Jezus geneest een zieke man die eigenlijk niet bij hem mocht komen. Jezus is door medelijden bewogen, omwille van het geloof van de man.
Een beroemde advocaat heeft een achterpoortje gevonden om het proces tegen een terrorist misschien te laten vernietigen. Veel mensen zijn daarover verontwaardigd, want een grote misdadiger laten vrij komen omwille van een wet waaraan niemand heeft gedacht, dat kan toch niet.
Jezus is geen advocaat, maar Hij kent wel de wet, de Tora. Hij kent die zelfs heel goed. Want Jezus weet dat de Tora een bron van leven wil zijn. Velen maakten er in zijn tijd een middel van om mensen te binden. Jezus begrijpt de Tora van binnen uit.

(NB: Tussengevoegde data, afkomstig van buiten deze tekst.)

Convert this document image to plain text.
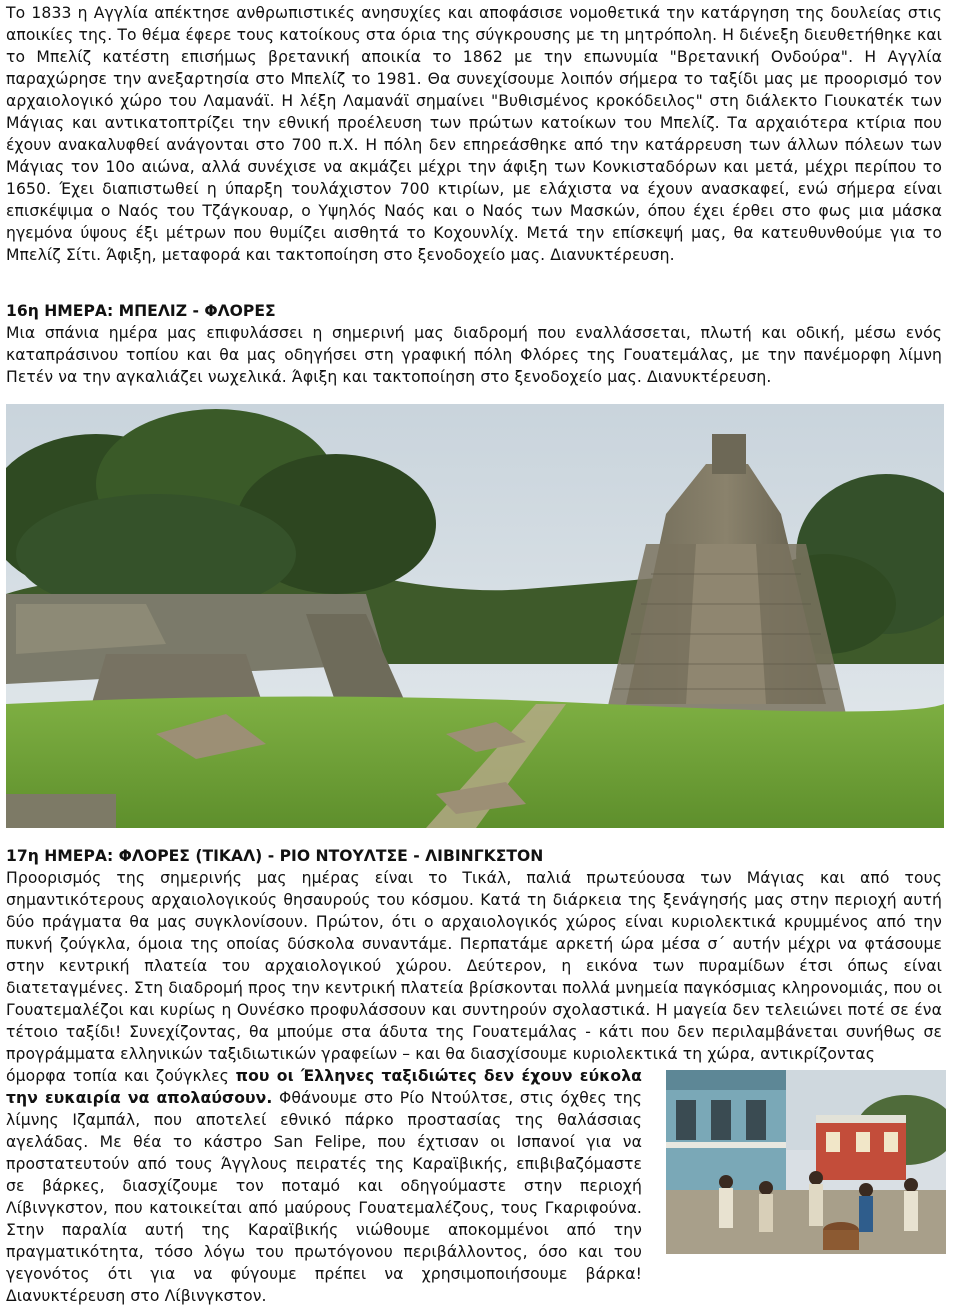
Το 1833 η Αγγλία απέκτησε ανθρωπιστικές ανησυχίες και αποφάσισε νομοθετικά την κατάργηση της δουλείας στις αποικίες της. Το θέμα έφερε τους κατοίκους στα όρια της σύγκρουσης με τη μητρόπολη. Η διένεξη διευθετήθηκε και το Μπελίζ κατέστη επισήμως βρετανική αποικία το 1862 με την επωνυμία "Βρετανική Ονδούρα". Η Αγγλία παραχώρησε την ανεξαρτησία στο Μπελίζ το 1981. Θα συνεχίσουμε λοιπόν σήμερα το ταξίδι μας με προορισμό τον αρχαιολογικό χώρο του Λαμανάϊ. Η λέξη Λαμανάϊ σημαίνει "Βυθισμένος κροκόδειλος" στη διάλεκτο Γιουκατέκ των Μάγιας και αντικατοπτρίζει την εθνική προέλευση των πρώτων κατοίκων του Μπελίζ. Τα αρχαιότερα κτίρια που έχουν ανακαλυφθεί ανάγονται στο 700 π.Χ. Η πόλη δεν επηρεάσθηκε από την κατάρρευση των άλλων πόλεων των Μάγιας τον 10ο αιώνα, αλλά συνέχισε να ακμάζει μέχρι την άφιξη των Κονκισταδόρων και μετά, μέχρι περίπου το 1650. Έχει διαπιστωθεί η ύπαρξη τουλάχιστον 700 κτιρίων, με ελάχιστα να έχουν ανασκαφεί, ενώ σήμερα είναι επισκέψιμα ο Ναός του Τζάγκουαρ, ο Υψηλός Ναός και ο Ναός των Μασκών, όπου έχει έρθει στο φως μια μάσκα ηγεμόνα ύψους έξι μέτρων που θυμίζει αισθητά το Κοχουνλίχ. Μετά την επίσκεψή μας, θα κατευθυνθούμε για το Μπελίζ Σίτι. Άφιξη, μεταφορά και τακτοποίηση στο ξενοδοχείο μας. Διανυκτέρευση.

16η ΗΜΕΡΑ: ΜΠΕΛΙΖ - ΦΛΟΡΕΣ

Μια σπάνια ημέρα μας επιφυλάσσει η σημερινή μας διαδρομή που εναλλάσσεται, πλωτή και οδική, μέσω ενός καταπράσινου τοπίου και θα μας οδηγήσει στη γραφική πόλη Φλόρες της Γουατεμάλας, με την πανέμορφη λίμνη Πετέν να την αγκαλιάζει νωχελικά. Άφιξη και τακτοποίηση στο ξενοδοχείο μας. Διανυκτέρευση.

17η ΗΜΕΡΑ: ΦΛΟΡΕΣ (ΤΙΚΑΛ) - ΡΙΟ ΝΤΟΥΛΤΣΕ - ΛΙΒΙΝΓΚΣΤΟΝ

Προορισμός της σημερινής μας ημέρας είναι το Τικάλ, παλιά πρωτεύουσα των Μάγιας και από τους σημαντικότερους αρχαιολογικούς θησαυρούς του κόσμου. Κατά τη διάρκεια της ξενάγησής μας στην περιοχή αυτή δύο πράγματα θα μας συγκλονίσουν. Πρώτον, ότι ο αρχαιολογικός χώρος είναι κυριολεκτικά κρυμμένος από την πυκνή ζούγκλα, όμοια της οποίας δύσκολα συναντάμε. Περπατάμε αρκετή ώρα μέσα σ΄ αυτήν μέχρι να φτάσουμε στην κεντρική πλατεία του αρχαιολογικού χώρου. Δεύτερον, η εικόνα των πυραμίδων έτσι όπως είναι διατεταγμένες. Στη διαδρομή προς την κεντρική πλατεία βρίσκονται πολλά μνημεία παγκόσμιας κληρονομιάς, που οι Γουατεμαλέζοι και κυρίως η Ουνέσκο προφυλάσσουν και συντηρούν σχολαστικά. Η μαγεία δεν τελειώνει ποτέ σε ένα τέτοιο ταξίδι! Συνεχίζοντας, θα μπούμε στα άδυτα της Γουατεμάλας - κάτι που δεν περιλαμβάνεται συνήθως σε προγράμματα ελληνικών ταξιδιωτικών γραφείων – και θα διασχίσουμε κυριολεκτικά τη χώρα, αντικρίζοντας

όμορφα τοπία και ζούγκλες που οι Έλληνες ταξιδιώτες δεν έχουν εύκολα την ευκαιρία να απολαύσουν. Φθάνουμε στο Ρίο Ντούλτσε, στις όχθες της λίμνης Ιζαμπάλ, που αποτελεί εθνικό πάρκο προστασίας της θαλάσσιας αγελάδας. Με θέα το κάστρο San Felipe, που έχτισαν οι Ισπανοί για να προστατευτούν από τους Άγγλους πειρατές της Καραϊβικής, επιβιβαζόμαστε σε βάρκες, διασχίζουμε τον ποταμό και οδηγούμαστε στην περιοχή Λίβινγκστον, που κατοικείται από μαύρους Γουατεμαλέζους, τους Γκαριφούνα. Στην παραλία αυτή της Καραϊβικής νιώθουμε αποκομμένοι από την πραγματικότητα, τόσο λόγω του πρωτόγονου περιβάλλοντος, όσο και του γεγονότος ότι για να φύγουμε πρέπει να χρησιμοποιήσουμε βάρκα! Διανυκτέρευση στο Λίβινγκστον.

Een man die onder de wet lijdt, want hij moet zich afzonderen omwille van een ziekte, komt bij Jezus. Hij gelooft in de goddelijke kracht van Jezus. De man heeft de wet overtreden door naderbij te komen. Hij trekt zich niets aan van wat ‘men’ daarover denkt.

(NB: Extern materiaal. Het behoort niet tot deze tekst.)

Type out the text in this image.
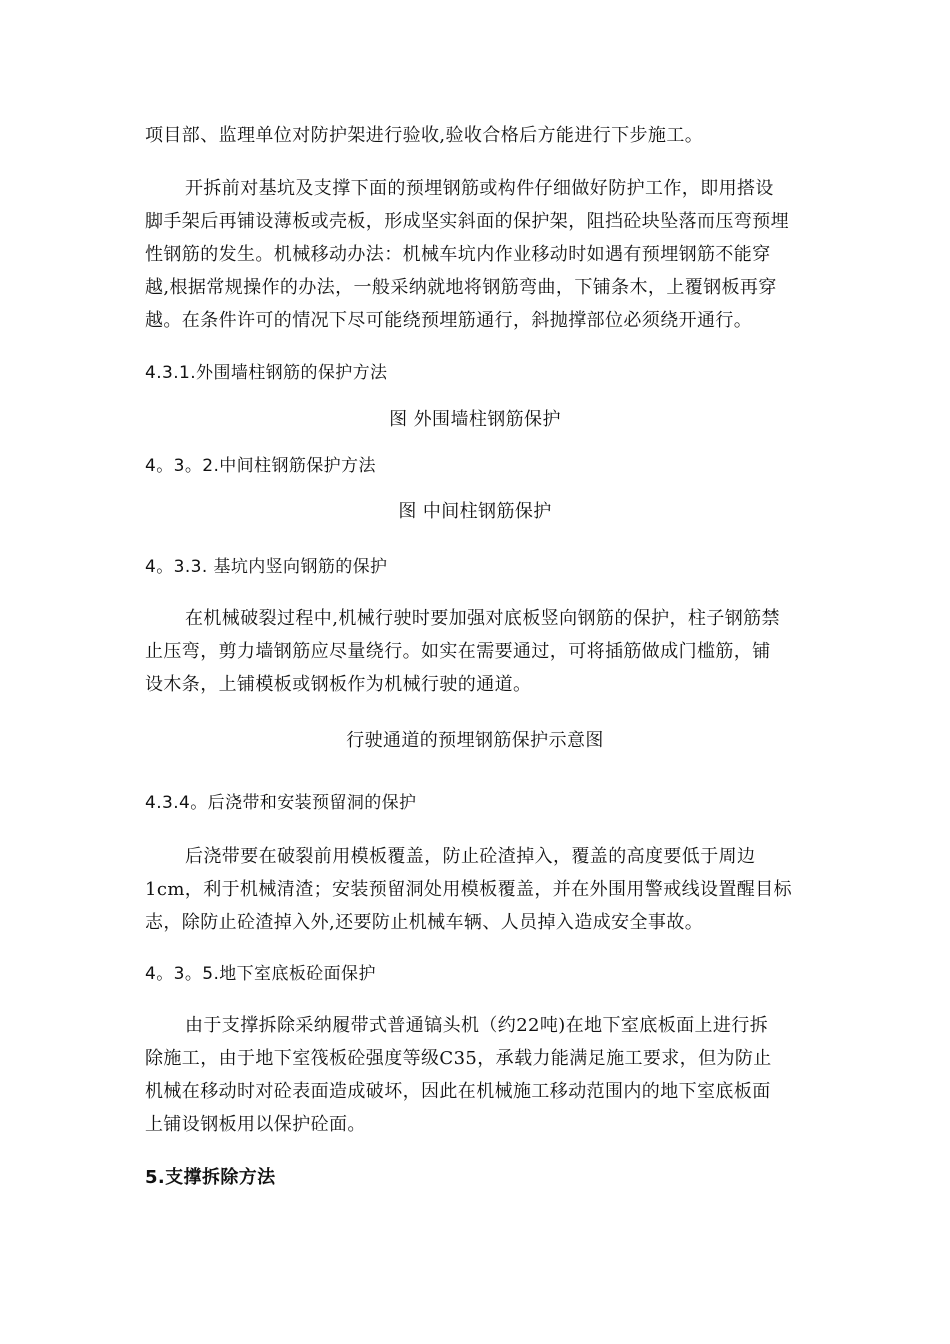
项目部、监理单位对防护架进行验收,验收合格后方能进行下步施工。
开拆前对基坑及支撑下面的预埋钢筋或构件仔细做好防护工作，即用搭设
脚手架后再铺设薄板或壳板，形成坚实斜面的保护架，阻挡砼块坠落而压弯预埋
性钢筋的发生。机械移动办法：机械车坑内作业移动时如遇有预埋钢筋不能穿
越,根据常规操作的办法，一般采纳就地将钢筋弯曲，下铺条木，上覆钢板再穿
越。在条件许可的情况下尽可能绕预埋筋通行，斜抛撑部位必须绕开通行。
4.3.1.外围墙柱钢筋的保护方法
图 外围墙柱钢筋保护
4。3。2.中间柱钢筋保护方法
图 中间柱钢筋保护
4。3.3. 基坑内竖向钢筋的保护
在机械破裂过程中,机械行驶时要加强对底板竖向钢筋的保护，柱子钢筋禁
止压弯，剪力墙钢筋应尽量绕行。如实在需要通过，可将插筋做成门槛筋，铺
设木条，上铺模板或钢板作为机械行驶的通道。
行驶通道的预埋钢筋保护示意图
4.3.4。后浇带和安装预留洞的保护
后浇带要在破裂前用模板覆盖，防止砼渣掉入，覆盖的高度要低于周边
1cm，利于机械清渣；安装预留洞处用模板覆盖，并在外围用警戒线设置醒目标
志，除防止砼渣掉入外,还要防止机械车辆、人员掉入造成安全事故。
4。3。5.地下室底板砼面保护
由于支撑拆除采纳履带式普通镐头机（约22吨)在地下室底板面上进行拆
除施工，由于地下室筏板砼强度等级C35，承载力能满足施工要求，但为防止
机械在移动时对砼表面造成破坏，因此在机械施工移动范围内的地下室底板面
上铺设钢板用以保护砼面。
5.支撑拆除方法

Jezus wordt bewogen door de mens, door zijn ziekte én door zijn vertrouwen. Hij geneest de man en hij zet hem terug op het spoor van de Tora door hem te laten keuren en te laten offeren.
Jezus is niet de spitsvondige advocaat die wetten uitvlooit om vrijspraak te krijgen. Jezus vertrekt van de waardigheid van de zieke mens. Hij zet de genezen man op het spoor van de Tora om hem weer helemaal op te nemen.